The Ottomans never recovered from the massive loss of manpower. Two further attempts to invade Imereti after this battle were conducted with smaller armies of 20,000 and 13,000 soldiers, and while they were still numerically superior to Solomon I's small army, those were defeated as well.

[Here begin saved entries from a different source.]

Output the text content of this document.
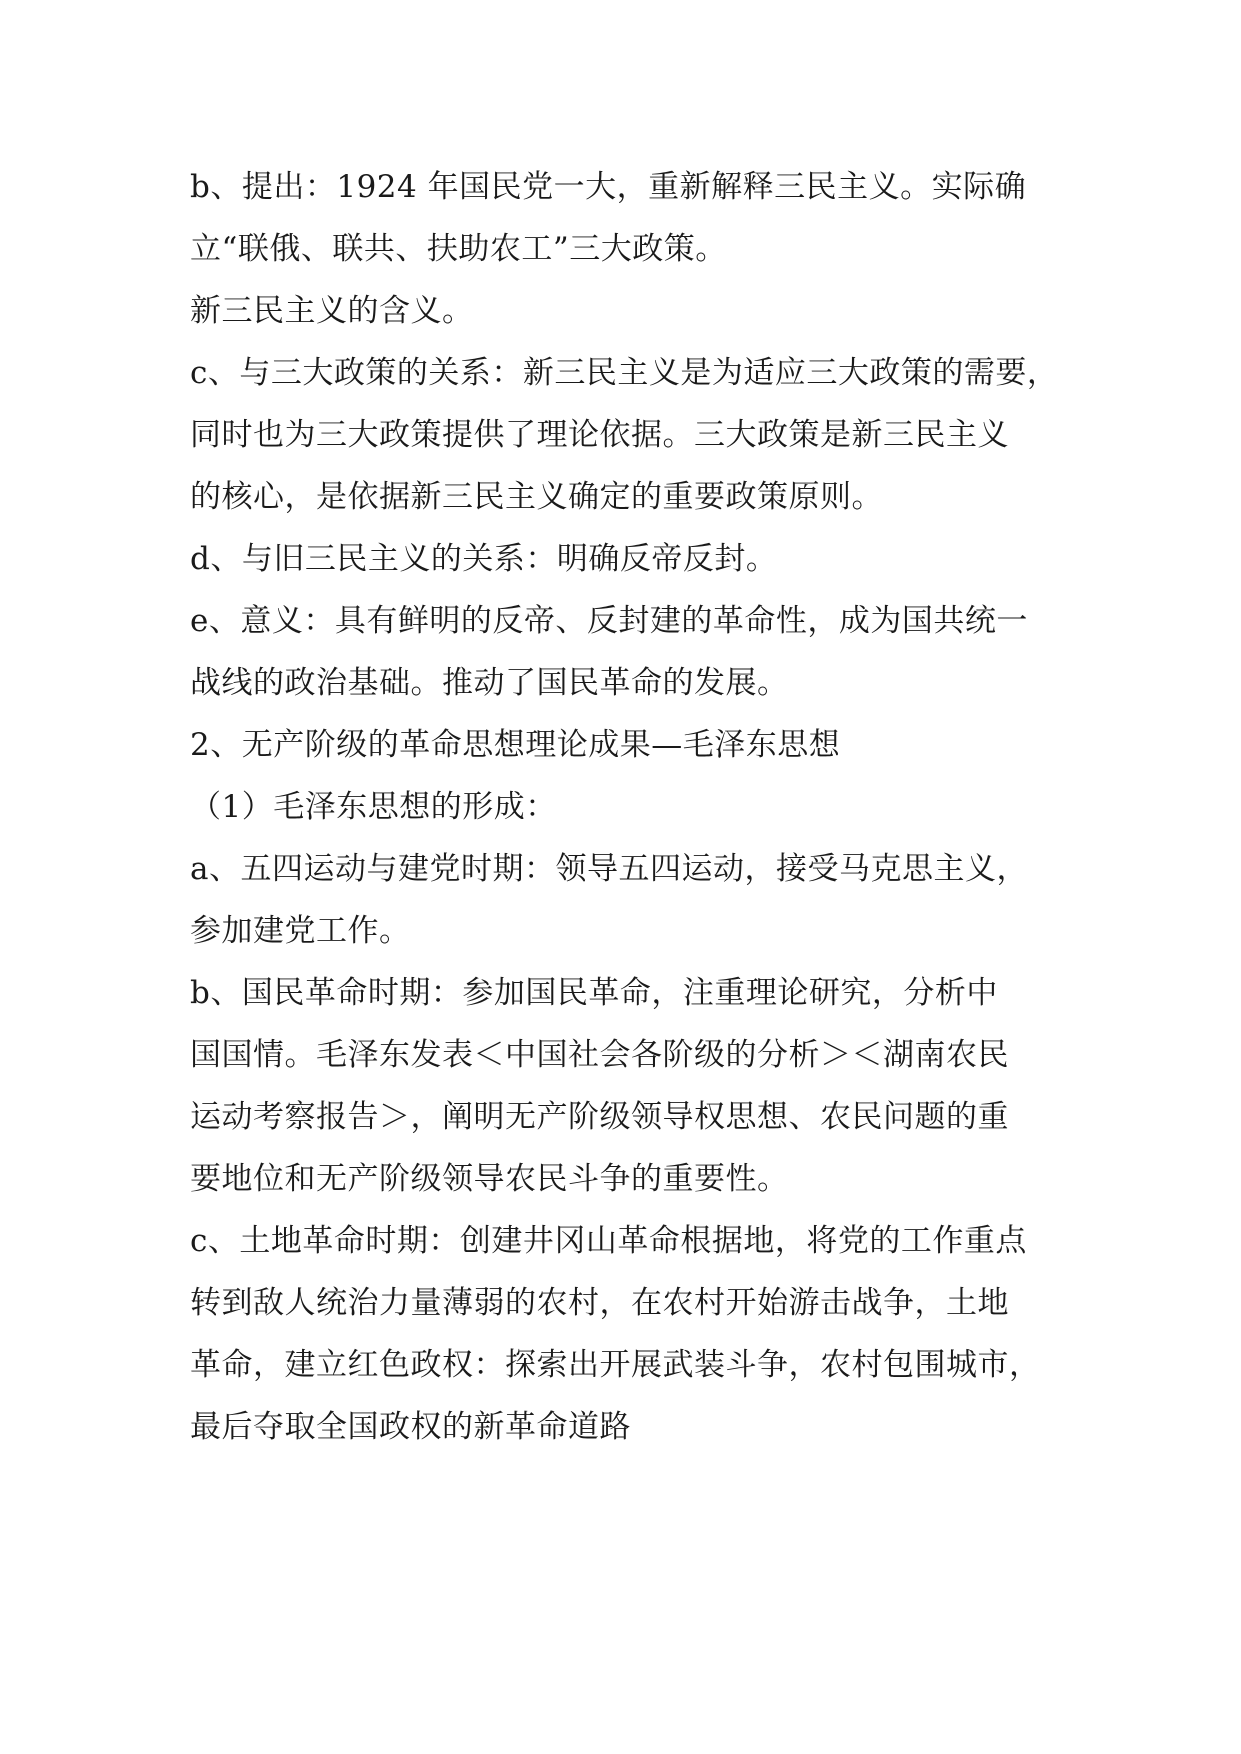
b、提出：1924 年国民党一大，重新解释三民主义。实际确
立“联俄、联共、扶助农工”三大政策。
新三民主义的含义。
c、与三大政策的关系：新三民主义是为适应三大政策的需要，
同时也为三大政策提供了理论依据。三大政策是新三民主义
的核心，是依据新三民主义确定的重要政策原则。
d、与旧三民主义的关系：明确反帝反封。
e、意义：具有鲜明的反帝、反封建的革命性，成为国共统一
战线的政治基础。推动了国民革命的发展。
2、无产阶级的革命思想理论成果—毛泽东思想
（1）毛泽东思想的形成：
a、五四运动与建党时期：领导五四运动，接受马克思主义，
参加建党工作。
b、国民革命时期：参加国民革命，注重理论研究，分析中
国国情。毛泽东发表＜中国社会各阶级的分析＞＜湖南农民
运动考察报告＞，阐明无产阶级领导权思想、农民问题的重
要地位和无产阶级领导农民斗争的重要性。
c、土地革命时期：创建井冈山革命根据地，将党的工作重点
转到敌人统治力量薄弱的农村，在农村开始游击战争，土地
革命，建立红色政权：探索出开展武装斗争，农村包围城市，
最后夺取全国政权的新革命道路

==Strategic ramifications==
After the battle of Khresili, in 1758-1766, the Ottomans attacked Imereti many times, but they could not subjugate Solomon I. The Ottomans were eventually forced to sign a treaty with the kingdom of Imereti, which stated that Imereti was no longer an Ottoman vassal but a kingdom under Ottoman protection. The only remnant of past Ottoman glory in this treaty was an annual tribute of 60 women (of any ethnic origin, not necessarily Georgians), which King Solomon failed to honor anyway.